Nuova Tac “Big Bore”: più precisione, rapidità e zero liste d’attesa

La radioterapia di Belluno cambia passo. Da un mese è operativa la nuova Tac di simulazione “Big Bore”, un macchinario che permette trattamenti oncologici più precisi, più veloci e soprattutto immediatamente disponibili. Un’arma in più per un reparto, la Radioterapia, in crescita, come certificato dai numeri: 614 pazienti trattati nel 2025, quasi ottomila sedute (+22% sul 2024). Nei primi cinque mesi del 2026 i pazienti sono già 284 (+11,4%) e le sedute 3.391 (+2,4%). Numeri che raccontano una domanda in aumento, ma anche una capacità di risposta sempre più solida.

La nuova Tac Philips da 565 mila euro affianca i due acceleratori lineari del reparto. Il gantry più ampio permette di accogliere senza problemi anche i pazienti claustrofobici, mentre il lettino in carbonio – identico a quello di radiologia e medicina nucleare – consente di trasferire il paziente senza modificare la posizione, garantendo immagini perfettamente sovrapponibili.

La vera svolta, però, è nei software. La sincronizzazione respiratoria guida il paziente a trattenere il respiro in momenti precisi, così da colpire con accuratezza tumori “mobili” come quelli di polmone e mammella, proteggendo gli organi sani. Un altro algoritmo elimina le interferenze di protesi e impianti dentali, che altrimenti potrebbero oscurare le immagini.

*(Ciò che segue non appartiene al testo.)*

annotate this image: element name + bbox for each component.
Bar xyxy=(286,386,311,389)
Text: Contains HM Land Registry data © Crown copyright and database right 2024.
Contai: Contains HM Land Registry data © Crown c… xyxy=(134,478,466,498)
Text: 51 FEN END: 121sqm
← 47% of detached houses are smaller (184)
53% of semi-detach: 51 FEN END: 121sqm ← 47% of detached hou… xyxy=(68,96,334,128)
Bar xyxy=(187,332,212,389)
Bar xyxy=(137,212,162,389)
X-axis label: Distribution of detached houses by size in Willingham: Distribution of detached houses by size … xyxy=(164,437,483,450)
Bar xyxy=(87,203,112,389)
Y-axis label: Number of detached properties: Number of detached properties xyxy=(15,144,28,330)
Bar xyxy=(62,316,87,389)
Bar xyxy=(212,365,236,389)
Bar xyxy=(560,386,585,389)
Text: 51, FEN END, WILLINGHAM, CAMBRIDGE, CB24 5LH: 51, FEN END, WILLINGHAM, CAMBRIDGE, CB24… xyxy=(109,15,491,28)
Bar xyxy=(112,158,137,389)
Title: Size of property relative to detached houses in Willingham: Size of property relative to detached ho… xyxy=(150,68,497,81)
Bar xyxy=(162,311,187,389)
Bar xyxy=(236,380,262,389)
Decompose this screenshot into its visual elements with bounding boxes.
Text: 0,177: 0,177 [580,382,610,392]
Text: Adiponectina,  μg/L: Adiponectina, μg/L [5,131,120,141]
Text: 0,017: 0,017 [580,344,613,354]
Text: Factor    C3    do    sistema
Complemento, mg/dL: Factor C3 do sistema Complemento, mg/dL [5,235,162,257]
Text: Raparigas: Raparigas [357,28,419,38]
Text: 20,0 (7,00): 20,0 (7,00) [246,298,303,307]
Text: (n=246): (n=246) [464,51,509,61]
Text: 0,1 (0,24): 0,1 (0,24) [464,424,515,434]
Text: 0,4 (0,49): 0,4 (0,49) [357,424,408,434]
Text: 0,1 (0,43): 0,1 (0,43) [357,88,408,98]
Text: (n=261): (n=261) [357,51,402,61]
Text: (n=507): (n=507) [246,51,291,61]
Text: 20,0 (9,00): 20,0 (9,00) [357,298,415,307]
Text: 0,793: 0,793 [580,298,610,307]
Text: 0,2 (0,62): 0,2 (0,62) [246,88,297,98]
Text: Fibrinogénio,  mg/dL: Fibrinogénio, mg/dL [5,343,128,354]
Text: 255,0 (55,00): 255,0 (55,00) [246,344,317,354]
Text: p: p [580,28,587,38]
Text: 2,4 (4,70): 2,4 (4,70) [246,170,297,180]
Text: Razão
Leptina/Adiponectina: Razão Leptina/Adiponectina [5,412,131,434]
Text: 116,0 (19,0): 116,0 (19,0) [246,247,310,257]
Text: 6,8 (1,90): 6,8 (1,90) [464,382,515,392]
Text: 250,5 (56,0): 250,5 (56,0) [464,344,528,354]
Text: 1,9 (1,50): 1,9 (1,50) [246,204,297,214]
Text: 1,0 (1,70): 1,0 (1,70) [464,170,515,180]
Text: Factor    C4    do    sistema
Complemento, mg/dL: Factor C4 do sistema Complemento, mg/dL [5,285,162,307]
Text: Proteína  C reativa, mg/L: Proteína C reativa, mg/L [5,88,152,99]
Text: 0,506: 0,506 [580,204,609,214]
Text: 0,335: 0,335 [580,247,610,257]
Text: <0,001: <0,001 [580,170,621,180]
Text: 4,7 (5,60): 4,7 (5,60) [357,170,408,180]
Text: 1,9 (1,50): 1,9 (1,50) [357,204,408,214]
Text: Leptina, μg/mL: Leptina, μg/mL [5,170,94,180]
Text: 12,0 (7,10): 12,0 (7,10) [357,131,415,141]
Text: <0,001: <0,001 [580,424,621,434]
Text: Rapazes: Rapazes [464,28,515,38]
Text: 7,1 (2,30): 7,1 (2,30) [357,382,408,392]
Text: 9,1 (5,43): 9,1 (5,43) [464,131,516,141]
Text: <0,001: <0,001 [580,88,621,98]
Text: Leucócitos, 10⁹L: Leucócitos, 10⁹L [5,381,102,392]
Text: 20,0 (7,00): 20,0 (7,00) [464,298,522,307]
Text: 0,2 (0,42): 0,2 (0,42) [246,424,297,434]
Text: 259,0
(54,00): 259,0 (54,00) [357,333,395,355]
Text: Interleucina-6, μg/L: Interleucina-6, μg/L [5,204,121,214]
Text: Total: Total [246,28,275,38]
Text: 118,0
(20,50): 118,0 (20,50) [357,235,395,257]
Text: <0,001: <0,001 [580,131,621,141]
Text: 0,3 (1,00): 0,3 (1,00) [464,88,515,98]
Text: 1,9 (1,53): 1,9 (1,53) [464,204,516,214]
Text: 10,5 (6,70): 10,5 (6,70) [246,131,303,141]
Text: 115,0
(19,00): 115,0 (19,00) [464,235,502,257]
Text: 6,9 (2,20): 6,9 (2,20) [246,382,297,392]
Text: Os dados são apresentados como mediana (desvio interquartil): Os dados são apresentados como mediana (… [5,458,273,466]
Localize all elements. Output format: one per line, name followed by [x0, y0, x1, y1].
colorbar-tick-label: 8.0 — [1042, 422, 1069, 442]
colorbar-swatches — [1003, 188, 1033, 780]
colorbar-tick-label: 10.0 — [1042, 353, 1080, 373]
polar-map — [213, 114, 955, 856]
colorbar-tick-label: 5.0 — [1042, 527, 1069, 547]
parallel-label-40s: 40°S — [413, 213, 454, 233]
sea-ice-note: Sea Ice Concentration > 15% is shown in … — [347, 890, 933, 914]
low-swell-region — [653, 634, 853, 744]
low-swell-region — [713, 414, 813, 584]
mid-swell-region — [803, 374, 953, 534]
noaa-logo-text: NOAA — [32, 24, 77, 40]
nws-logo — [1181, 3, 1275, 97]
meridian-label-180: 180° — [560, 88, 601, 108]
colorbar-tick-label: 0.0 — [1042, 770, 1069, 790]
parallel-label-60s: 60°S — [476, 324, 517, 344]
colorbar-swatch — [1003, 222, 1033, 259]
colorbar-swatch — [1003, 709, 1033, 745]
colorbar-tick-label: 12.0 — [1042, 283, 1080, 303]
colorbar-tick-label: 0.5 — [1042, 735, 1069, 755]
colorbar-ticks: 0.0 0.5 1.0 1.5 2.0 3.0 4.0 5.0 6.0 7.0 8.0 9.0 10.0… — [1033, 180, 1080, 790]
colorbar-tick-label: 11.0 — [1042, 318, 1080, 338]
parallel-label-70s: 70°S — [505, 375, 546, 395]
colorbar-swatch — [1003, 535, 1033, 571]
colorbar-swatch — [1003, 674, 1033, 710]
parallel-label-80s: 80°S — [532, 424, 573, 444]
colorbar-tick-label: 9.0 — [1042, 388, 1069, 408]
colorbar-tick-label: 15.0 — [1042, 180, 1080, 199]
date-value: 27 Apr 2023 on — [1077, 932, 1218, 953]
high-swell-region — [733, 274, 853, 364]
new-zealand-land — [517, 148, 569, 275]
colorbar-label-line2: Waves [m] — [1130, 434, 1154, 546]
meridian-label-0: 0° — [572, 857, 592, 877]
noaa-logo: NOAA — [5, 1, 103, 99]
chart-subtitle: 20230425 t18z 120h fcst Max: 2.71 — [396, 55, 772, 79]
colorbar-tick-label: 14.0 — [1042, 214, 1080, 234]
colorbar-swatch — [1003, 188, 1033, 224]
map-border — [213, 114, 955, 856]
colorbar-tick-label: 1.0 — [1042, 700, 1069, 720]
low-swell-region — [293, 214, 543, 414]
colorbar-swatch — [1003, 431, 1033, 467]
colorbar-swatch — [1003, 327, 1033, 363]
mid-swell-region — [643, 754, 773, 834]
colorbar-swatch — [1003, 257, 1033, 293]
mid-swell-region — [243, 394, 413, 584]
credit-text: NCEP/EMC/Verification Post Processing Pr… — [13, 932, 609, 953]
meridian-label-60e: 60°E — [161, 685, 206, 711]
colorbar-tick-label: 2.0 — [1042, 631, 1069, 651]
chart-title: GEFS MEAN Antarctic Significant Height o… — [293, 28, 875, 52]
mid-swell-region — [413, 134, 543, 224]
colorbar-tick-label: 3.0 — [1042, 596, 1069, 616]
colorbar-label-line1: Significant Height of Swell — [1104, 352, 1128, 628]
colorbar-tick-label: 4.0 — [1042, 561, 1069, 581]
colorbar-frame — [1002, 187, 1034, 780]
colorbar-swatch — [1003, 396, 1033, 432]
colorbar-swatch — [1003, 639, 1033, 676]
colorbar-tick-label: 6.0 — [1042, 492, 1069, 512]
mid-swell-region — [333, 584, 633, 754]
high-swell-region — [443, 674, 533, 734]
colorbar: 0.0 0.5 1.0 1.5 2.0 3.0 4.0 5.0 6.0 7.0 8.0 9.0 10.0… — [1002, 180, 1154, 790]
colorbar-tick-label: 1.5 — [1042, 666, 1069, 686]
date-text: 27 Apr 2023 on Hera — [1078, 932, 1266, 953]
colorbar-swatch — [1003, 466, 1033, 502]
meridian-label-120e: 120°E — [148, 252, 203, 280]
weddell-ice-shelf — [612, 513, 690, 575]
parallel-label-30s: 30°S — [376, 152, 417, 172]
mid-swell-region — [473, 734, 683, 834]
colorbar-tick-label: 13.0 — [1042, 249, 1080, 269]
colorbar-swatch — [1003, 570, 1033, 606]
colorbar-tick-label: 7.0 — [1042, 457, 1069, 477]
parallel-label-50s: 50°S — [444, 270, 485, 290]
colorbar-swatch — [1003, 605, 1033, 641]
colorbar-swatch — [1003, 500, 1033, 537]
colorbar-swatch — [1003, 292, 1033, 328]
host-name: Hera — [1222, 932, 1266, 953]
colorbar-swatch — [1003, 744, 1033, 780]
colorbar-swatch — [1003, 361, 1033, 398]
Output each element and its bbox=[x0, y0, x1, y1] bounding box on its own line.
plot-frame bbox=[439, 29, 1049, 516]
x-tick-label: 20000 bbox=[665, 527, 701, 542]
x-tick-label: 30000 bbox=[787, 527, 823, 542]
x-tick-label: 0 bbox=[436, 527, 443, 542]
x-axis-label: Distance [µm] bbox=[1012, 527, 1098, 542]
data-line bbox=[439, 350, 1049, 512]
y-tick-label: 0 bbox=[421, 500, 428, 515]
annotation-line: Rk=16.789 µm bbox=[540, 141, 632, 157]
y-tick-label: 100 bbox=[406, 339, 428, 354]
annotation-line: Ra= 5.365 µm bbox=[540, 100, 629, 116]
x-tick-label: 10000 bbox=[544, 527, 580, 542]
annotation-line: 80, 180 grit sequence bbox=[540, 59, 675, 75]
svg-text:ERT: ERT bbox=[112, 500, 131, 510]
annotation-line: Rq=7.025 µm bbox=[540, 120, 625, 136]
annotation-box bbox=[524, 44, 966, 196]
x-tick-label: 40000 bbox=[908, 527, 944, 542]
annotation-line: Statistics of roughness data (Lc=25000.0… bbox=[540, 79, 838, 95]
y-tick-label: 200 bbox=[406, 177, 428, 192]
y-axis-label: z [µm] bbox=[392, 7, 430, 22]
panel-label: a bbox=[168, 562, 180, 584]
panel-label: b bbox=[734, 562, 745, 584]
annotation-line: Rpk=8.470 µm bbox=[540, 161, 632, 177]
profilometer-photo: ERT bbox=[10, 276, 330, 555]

Il passo più avanzato è la radioterapia guidata dalla superficie corporea (SGRT): sensori ottici ricostruiscono in tempo reale la superficie del paziente, monitorano ogni movimento e permettono di erogare la terapia solo quando la posizione è perfetta. Il percorso è rigoroso: la Tac costruisce l’immagine tridimensionale del paziente, la fisica sanitaria elabora il piano di cura distribuendo la dose in modo millimetrico, e l’acceleratore verifica a ogni seduta che tutto coincida con il progetto iniziale.

Accanto alla nuova tecnologia, il reparto conserva anche un apparecchio di roentgenterapia, semplice ma prezioso per i pazienti più fragili. La scorsa settimana ha permesso di trattare una donna di 106 anni con un tumore cutaneo: cinque sedute di pochi minuti, un trattamento che altrove non sarebbe stato possibile.